Over time, hard service in extreme desert conditions aged the runway, causing the concrete to spall and become a foreign object debris hazard. In 2008, 13,000 feet of deteriorating runway were removed and replaced, and massive concrete slabs were stockpiled on more than 45 acres of desert in the South Base area of Edwards.
Over the next 6 years, approximately half of the stockpiled concrete was processed and crushed by the Air Force, as funding and the demand for recycled concrete aggregate allowed. However, state regulatory agencies perceived the concrete slabs as stockpiled waste and pressured the Air Force to be more proactive in management of the material.
Through a competitive procurement in summer 2016, OTIE was awarded a contract through the USACE Los Angeles District (LA District) to process and sort 143,000 tons of commingled material consisting of the runway slabs and other concrete rubble, metal material, and landfill overburden.
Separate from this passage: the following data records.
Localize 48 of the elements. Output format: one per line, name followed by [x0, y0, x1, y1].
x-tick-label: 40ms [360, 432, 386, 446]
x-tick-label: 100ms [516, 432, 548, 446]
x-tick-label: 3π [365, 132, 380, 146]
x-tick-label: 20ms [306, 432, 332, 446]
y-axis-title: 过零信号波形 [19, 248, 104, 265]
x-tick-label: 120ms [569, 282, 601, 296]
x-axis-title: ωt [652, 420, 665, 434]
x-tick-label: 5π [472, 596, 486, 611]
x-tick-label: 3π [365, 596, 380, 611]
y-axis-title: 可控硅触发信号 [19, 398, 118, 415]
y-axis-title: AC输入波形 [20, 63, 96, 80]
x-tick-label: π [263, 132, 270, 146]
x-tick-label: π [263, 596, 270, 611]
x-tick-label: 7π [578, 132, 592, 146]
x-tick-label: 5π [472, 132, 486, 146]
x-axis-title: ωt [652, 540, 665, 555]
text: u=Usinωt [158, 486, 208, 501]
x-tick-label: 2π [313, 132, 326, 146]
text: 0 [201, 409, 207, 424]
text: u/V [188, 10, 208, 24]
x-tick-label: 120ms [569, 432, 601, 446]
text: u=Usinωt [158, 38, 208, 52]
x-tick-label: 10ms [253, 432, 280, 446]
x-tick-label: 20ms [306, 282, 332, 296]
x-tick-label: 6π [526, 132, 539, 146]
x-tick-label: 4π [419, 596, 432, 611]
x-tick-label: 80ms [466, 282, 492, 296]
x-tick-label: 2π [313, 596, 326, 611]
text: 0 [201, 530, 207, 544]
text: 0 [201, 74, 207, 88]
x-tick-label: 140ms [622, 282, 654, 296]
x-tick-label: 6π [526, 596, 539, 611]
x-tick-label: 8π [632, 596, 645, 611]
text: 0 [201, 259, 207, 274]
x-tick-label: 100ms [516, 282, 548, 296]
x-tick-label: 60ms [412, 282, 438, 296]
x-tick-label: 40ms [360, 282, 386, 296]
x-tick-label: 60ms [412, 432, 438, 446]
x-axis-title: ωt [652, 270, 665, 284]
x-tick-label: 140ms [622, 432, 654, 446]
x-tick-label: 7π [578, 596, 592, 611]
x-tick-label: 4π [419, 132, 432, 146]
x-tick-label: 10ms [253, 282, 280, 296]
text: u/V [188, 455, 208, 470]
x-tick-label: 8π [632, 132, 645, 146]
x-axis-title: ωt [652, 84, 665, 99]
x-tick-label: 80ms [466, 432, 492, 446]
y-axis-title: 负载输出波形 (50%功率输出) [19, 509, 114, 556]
The contract included optional items to process and crush the remaining massive concrete slabs at South Base. But a multitude of challenges delayed the project schedule by 9 weeks and left OTIE without a heavy construction subcontractor after the first phase of work.
To maximize efficiency and production, OTIE re-engineered the project and retained a heavy construction company with which OTIE has an established and successful history. Confident in OTIE’s approach, the LA District modified OTIE’s contract to process an additional 350,000 tons of stockpiled large concrete slabs and subsequently crush 433,000 tons of processed concrete. The processing and crushing of the remaining concrete material were performed concurrently, saving the Air Force over $600,000.
As with any project, there were minor challenges to overcome in the subsequent phases of the project, but effective collaboration between the field crew, the project management team, and the subcontractor led to the last few tons of concrete being crushed on October 3, 2018—more than 6 months ahead of schedule.
The crushed concrete is intended to be used as cover material or rip-rap at former base landfill Sites 3 and 29 and skeet range Sites 81 and 102 under two additional contract awards to OTIE through USACE Tulsa and LA Districts.
The concrete crushing project at Edwards AFB is the largest concrete recycling project undertaken by the Air Force. Base Civil Engineering estimated that it would have taken the Air Force approximately 30 years to complete the crushing project if they had self-performed the work. OTIE was able to complete the project in just 18 months.